James R. Knickman takes a look at the persistent disparities in health caused by social determinants, and suggests bringing people from outside the health world to the health policy table as well as integrating the fields of medical care and public health. This piece was originally published by the Insitute of Medicine.

Note: The views expressed in commentaries are those of the authors and not necessarily of the authors’ organizations or of the IOM. Commentaries are intended to help inform and stimulate discussion. They have not been subjected to the review procedures of the IOM and are not reports of the IOM or of the National Research Council.

We have long known that factors outside of medical care — race, education, housing, income, and other social determinants — are the most important drivers of how healthy or sick we are. It is not new information that people of color get unequal health care and have poorer health outcomes than their white counterparts; what is new is how solid the evidence is becoming that race and discrimination alone, regardless of income or education, have a direct negative effect on health.

David R. Williams of the Harvard School of Public Health gave a compelling presentation of some of this evidence during the recent kickoff meeting of the Roundtable on Population Health Improvement of the Institute of Medicine (IOM). Most striking is the research he shared on the impact of race on neonatal mortality rates. White women have the highest risk of poor outcomes if they are age 15-19 when they have their first baby, and the lowest risk if they are in their 20s. For African American women, their best chance of having a healthy baby is at age 15-19; neonatal mortality rates are slightly higher for women in their 20s and approximately 50 percent higher for women in their 30s. Why? Because the older African American women have been living longer with disproportionate amounts of stress, disease, and overall poor health than the white women—a phenomenon known as “weathering.” They have more breast cancer, higher blood pressure, and babies with lower birth weights.

So what can those of us in the worlds of health care and public health do about these persistent disparities?

Alone, not much.

I’ve spent more than 35 years in the world of health policy, and it strikes me that many of the same people—or at least the same types of people—have been around the health policy table for my entire career. And rarely are there people outside of the health care sector at the table. Yet that’s exactly what’s needed! If the biggest problems related to health outcomes have to do with factors outside of health, shouldn’t we be widening our circle to include folks who are experts in the worlds of education, community and economic development, housing, and social justice? We have long talked about the effects of these issues on health, but we haven’t quite pushed ourselves to the point where we acknowledge that we in the health world are perhaps not the best people to tackle those issues! Surely, we have a role to play, but without the experience, expertise, and leadership of a whole range of sectors, we will never make progress on the social factors that affect health. During the roundtable meeting, IOM President Harvey Fineberg talked about creating a “culture of health,” and I think he got it exactly right. Another common rallying cry has been for “health in all policies”— considering the health impacts of policy proposals primarily related to, say, transportation or education or housing. And the Robert Wood Johnson Foundation is reconvening its Commission to Build a Healthier America, with a focus on the factors that affect health in early childhood and on building healthy communities.

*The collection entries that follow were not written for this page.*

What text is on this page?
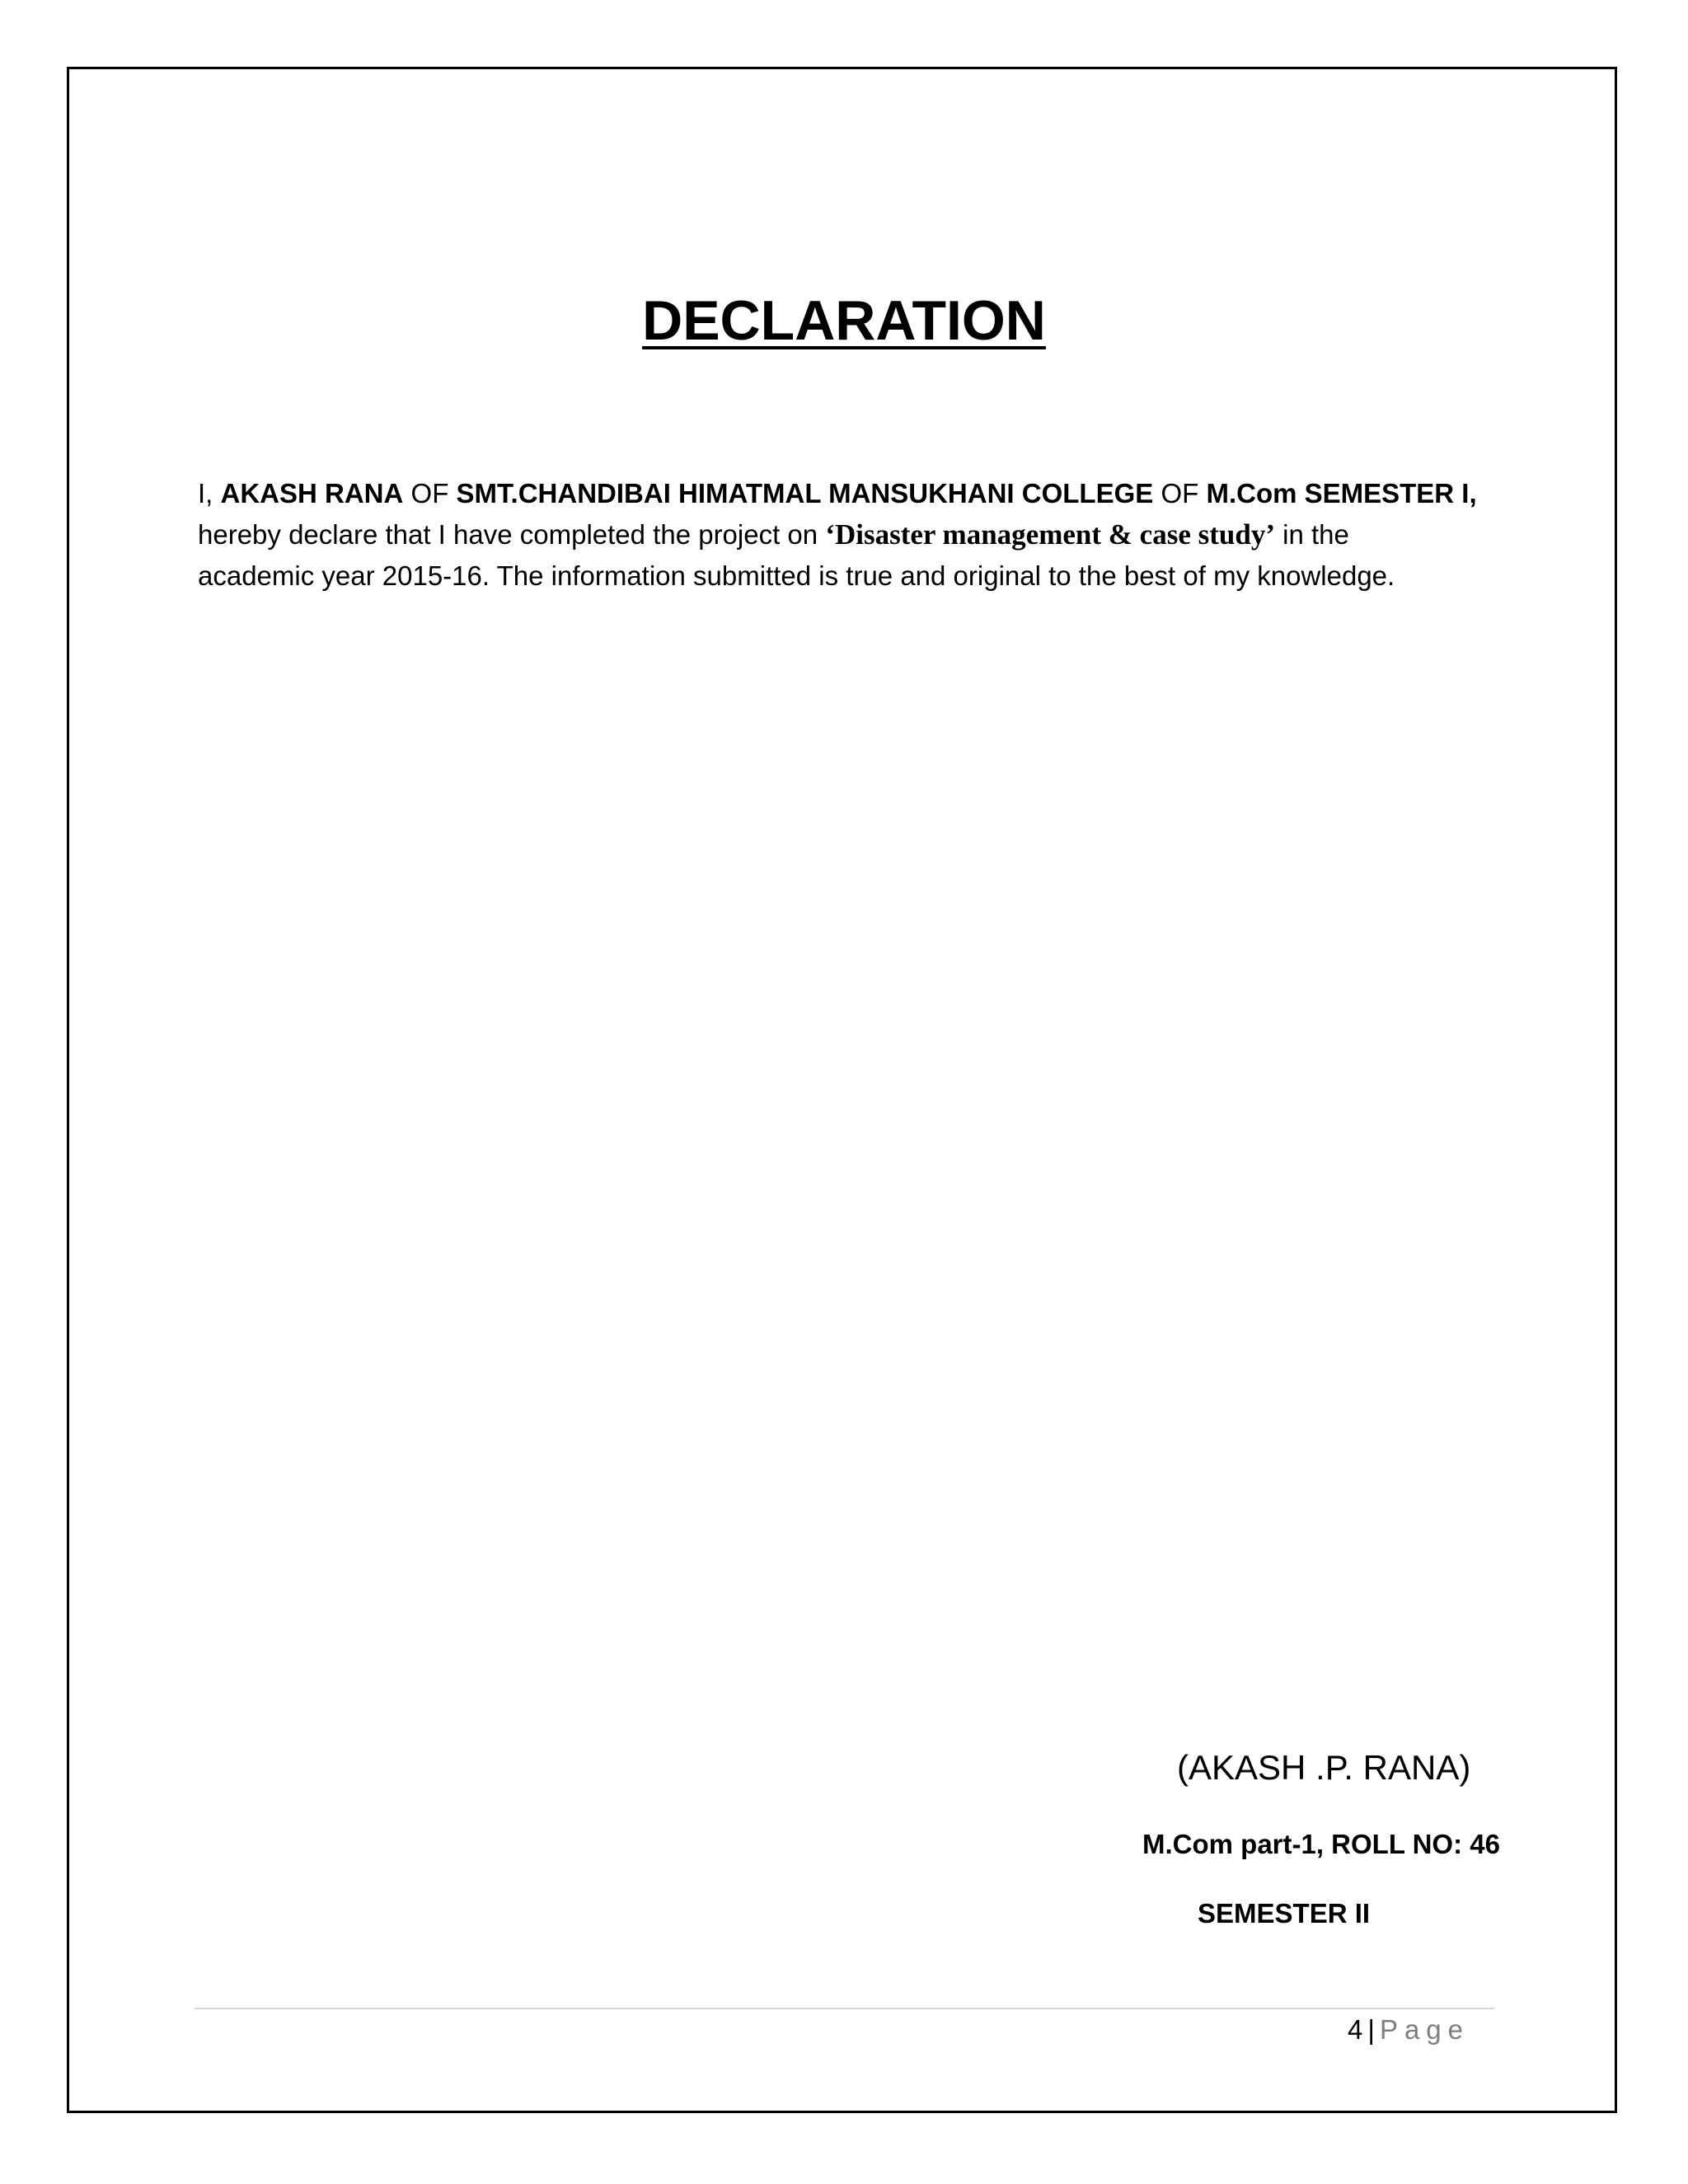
DECLARATION
I, AKASH RANA OF SMT.CHANDIBAI HIMATMAL MANSUKHANI COLLEGE OF M.Com SEMESTER I,
hereby declare that I have completed the project on ‘Disaster management & case study’ in the
academic year 2015-16. The information submitted is true and original to the best of my knowledge.
(AKASH .P. RANA)
M.Com part-1, ROLL NO: 46
SEMESTER II
4 | Page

All of these are welcome and important developments in raising the visibility of the nonmedical factors that affect health, and in elevating the conversation. But there has to be action to get advocates outside of health into these conversations.

It’s interesting: for years, in the health world, there’s been a bit of a divide between those who are primarily focused on medical care and those who are focused on public health and population health. Both medical care and public health interventions are critical to our health, and advocates for both should be on the same team, given a shared interest in keeping people healthy.

So, what’s the solution?

This coming together or integration of the two fields, along with engagement of a broader set of stakeholders outside of health, needs to happen state by state and community by community. And the way we pay for both public health and medical care should incentivize this type of cooperation and synergy. But how to make our payment systems create these incentives is a broader topic that deserves more attention as our Roundtable proceeds.